No entanto, de 1999 a 2009 "houve um aumento de 133 por cento no número de artigos científicos publicados em revistas especializadas. O investimento do ministério da Ciência e Tecnologia neste setor duplicou de 2000 a 2007. O investimento privado também aumentou nesse período" (v. http://labjor09.blogspot.com/2009/03/desafios-serem-enfrentados-neste-novo.html).

Obviamente, portanto, o que está faltando não é dinheiro. É o CNPq, a Capes e o governo em geral admitirem que há uma diferença substantiva entre fazer ciência e mostrar serviço para impressionar o eleitorado.

Se essa diferença parece obscura ou inexistente para os atuais senhores das verbas científicas no Brasil (bem como para a mídia que os bajula), fenômeno similar ocorre na educação primária e média, onde o governo dá cada vez menos educação a um número cada vez maior de alunos, democratizando a ignorância como jamais se viu neste mundo.

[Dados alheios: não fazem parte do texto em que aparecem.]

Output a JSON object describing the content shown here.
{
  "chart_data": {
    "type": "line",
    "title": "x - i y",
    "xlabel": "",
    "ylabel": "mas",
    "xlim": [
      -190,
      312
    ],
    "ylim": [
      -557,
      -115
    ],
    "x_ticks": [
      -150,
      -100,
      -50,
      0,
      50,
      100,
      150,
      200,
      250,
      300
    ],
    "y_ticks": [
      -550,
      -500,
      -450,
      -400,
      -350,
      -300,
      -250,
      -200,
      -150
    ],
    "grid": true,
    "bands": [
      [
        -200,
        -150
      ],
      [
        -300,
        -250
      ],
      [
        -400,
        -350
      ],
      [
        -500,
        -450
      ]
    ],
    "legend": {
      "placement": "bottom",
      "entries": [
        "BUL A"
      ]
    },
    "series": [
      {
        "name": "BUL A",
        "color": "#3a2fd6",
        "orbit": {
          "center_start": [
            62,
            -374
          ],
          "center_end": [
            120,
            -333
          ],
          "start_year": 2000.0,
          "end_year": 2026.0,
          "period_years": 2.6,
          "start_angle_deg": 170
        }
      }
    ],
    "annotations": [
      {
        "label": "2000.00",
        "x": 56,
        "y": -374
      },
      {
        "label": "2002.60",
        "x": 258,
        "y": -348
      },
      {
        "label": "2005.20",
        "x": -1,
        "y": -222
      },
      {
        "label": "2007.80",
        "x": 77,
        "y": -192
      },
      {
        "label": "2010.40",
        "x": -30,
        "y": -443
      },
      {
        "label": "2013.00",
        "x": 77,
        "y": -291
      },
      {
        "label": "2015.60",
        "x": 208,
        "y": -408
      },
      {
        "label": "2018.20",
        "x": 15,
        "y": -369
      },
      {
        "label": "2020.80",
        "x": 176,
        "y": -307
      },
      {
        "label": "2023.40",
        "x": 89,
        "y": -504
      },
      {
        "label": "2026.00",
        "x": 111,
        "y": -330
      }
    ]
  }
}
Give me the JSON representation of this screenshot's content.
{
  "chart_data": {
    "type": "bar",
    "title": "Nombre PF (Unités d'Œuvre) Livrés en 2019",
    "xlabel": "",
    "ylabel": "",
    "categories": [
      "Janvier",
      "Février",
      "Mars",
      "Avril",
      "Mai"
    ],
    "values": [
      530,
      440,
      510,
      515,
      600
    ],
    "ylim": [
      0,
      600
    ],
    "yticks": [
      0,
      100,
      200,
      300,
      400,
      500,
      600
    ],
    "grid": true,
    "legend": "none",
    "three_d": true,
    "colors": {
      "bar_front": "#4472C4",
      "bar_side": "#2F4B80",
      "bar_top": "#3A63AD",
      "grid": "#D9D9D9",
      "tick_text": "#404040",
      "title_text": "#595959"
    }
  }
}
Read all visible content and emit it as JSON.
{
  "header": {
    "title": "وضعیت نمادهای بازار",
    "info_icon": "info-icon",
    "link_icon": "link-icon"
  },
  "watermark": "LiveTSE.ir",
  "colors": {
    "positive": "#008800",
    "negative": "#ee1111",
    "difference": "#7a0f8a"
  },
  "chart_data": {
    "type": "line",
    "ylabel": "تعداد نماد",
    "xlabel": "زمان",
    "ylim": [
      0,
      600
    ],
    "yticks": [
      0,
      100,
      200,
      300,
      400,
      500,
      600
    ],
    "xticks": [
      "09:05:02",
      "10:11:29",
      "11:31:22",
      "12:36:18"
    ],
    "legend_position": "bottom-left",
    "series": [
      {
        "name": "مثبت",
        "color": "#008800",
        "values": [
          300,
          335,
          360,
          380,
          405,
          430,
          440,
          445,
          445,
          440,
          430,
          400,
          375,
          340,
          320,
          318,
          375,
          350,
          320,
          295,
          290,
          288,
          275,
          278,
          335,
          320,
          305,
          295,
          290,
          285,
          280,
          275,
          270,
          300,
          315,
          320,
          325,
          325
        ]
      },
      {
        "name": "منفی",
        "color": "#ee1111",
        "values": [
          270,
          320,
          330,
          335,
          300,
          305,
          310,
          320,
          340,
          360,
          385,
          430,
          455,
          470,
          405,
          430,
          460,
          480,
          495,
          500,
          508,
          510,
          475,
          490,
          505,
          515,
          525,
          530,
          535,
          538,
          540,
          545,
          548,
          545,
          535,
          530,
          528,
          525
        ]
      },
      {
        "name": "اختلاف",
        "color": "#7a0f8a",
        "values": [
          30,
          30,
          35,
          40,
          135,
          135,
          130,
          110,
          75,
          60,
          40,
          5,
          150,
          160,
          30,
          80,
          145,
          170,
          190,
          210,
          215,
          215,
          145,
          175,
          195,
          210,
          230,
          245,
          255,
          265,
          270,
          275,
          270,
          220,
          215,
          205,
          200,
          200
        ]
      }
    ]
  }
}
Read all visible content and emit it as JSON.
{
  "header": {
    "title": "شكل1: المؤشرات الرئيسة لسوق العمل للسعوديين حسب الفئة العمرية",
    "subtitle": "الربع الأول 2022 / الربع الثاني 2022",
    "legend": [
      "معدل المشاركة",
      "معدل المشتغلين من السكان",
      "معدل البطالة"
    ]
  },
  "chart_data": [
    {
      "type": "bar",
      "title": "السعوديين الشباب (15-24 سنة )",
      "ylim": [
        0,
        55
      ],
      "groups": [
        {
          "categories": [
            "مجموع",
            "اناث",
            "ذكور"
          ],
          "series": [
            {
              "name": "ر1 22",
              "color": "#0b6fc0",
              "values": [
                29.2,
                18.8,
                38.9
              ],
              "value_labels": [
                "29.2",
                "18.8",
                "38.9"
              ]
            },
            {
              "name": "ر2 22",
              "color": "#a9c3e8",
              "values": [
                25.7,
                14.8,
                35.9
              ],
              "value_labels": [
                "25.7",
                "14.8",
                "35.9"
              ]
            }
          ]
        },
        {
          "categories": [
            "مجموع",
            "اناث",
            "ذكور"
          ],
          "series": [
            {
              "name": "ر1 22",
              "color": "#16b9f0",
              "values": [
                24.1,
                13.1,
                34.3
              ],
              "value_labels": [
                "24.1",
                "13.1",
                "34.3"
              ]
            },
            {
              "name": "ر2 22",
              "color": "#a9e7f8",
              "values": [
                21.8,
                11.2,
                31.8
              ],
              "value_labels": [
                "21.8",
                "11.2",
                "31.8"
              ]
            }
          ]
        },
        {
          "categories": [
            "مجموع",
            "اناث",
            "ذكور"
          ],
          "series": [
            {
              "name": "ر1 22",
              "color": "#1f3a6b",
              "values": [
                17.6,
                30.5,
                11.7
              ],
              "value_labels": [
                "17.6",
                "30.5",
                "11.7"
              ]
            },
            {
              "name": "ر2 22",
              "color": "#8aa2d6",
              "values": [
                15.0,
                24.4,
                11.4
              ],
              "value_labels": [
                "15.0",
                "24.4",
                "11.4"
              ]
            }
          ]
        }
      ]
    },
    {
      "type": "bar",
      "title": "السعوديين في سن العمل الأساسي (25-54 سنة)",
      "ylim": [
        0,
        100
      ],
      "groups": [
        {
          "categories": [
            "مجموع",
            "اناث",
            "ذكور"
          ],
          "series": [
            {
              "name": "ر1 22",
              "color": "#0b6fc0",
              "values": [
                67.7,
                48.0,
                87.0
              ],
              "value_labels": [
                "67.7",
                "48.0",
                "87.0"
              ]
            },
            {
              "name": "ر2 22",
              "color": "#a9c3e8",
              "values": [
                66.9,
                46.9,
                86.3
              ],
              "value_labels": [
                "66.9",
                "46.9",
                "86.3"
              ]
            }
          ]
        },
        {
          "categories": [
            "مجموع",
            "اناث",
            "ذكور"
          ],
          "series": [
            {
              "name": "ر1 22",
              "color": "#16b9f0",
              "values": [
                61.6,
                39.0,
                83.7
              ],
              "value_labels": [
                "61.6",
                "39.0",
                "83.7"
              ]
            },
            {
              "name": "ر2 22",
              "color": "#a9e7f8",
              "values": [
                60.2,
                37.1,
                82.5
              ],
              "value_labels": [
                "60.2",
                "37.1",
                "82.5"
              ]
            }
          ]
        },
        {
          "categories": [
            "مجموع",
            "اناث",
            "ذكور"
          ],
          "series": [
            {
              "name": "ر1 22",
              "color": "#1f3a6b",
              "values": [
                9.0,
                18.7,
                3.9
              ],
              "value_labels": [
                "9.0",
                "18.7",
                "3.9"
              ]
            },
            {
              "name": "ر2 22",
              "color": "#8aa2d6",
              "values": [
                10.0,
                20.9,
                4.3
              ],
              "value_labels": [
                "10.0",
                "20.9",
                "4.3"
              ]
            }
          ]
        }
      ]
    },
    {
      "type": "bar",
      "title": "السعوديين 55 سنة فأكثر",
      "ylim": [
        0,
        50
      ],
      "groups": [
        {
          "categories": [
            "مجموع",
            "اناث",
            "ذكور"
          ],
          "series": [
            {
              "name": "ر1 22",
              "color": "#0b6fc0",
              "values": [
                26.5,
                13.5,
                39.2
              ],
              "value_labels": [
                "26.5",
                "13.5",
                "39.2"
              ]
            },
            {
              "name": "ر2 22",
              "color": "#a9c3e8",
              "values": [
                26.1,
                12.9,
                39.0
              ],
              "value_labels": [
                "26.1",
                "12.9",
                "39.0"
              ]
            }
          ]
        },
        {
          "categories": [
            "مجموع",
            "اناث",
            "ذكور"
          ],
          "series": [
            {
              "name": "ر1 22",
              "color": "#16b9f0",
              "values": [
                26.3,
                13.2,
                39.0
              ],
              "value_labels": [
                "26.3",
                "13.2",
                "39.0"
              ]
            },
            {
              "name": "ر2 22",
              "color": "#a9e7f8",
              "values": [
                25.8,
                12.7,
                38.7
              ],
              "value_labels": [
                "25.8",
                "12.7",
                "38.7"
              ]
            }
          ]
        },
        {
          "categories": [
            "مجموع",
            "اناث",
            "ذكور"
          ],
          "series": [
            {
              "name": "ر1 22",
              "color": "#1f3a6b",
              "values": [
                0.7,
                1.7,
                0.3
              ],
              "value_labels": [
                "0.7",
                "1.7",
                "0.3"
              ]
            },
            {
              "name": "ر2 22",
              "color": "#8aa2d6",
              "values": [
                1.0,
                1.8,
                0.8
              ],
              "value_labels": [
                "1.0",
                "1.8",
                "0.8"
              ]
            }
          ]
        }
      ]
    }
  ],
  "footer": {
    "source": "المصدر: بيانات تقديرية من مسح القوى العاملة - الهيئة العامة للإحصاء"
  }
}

Mas, esperem aí, coisa parecida também não acontece no ramo editorial, onde a produção crescente de livros para o público de nível universitário acompanha pari passu o decréscimo de QI dos autores que os escrevem? Confio, quanto a esse ponto, na minha própria memória de leitor. Vejam bem. Entre as décadas de 50 e 70 ainda tínhamos, vivos e em plena efusão criativa, alguns dos mais notáveis escritores e pensadores do mundo. Tínhamos Manuel Bandeira, Carlos Drummond de Andrade, Murilo Mendes, Jorge de Lima, Cecília Meirelles, José Geraldo Vieira, Graciliano Ramos, Herberto Sales, Josué Montello, Antonio Olinto, João Guimarães Rosa, Jorge Andrade, Nélson Rodrigues, Vicente Ferreira da Silva, Mário Ferreira dos Santos, Miguel Reale, José Honório Rodrigues, Gilberto Freyre, José Guilherme Merquior, além dos importados Otto Maria Carpeaux, Vilém Flusser, Anatol Rosenfeld e tutti quanti. Que me perdoem as omissões, muitas e volumosas. O Brasil era um país luminoso, capaz, consciente de si, empenhado em compreender-se e compreender o mundo. Agora temos o quê? Fora os sobreviventes nonagenários e centenários, dos quais não se pode exigir que repitam as glórias do passado, é tudo uma miséria só, uma fraqueza, a obscuridade turva do pensamento, a paralisia covarde da imaginação e a impotência da linguagem. "Cultura", hoje, é rap, funk e camisinhas, "educação" é treinar as crianças para shows de drag queens ou -- caso faltem aos pimpolhos as requeridas aptidões gays -- para a invasão de fazendas, "pensamento" é xingar os EUA no Fórum Social Mundial, e "debate nacional" é a mídia competindo com a máquina estatal de propaganda para ver quem pinta a imagem mais linda do sr. presidente da República. Nesse ambiente, em que poderia consistir a "ciência" senão em imprimir cada vez mais irrelevâncias subsidiadas?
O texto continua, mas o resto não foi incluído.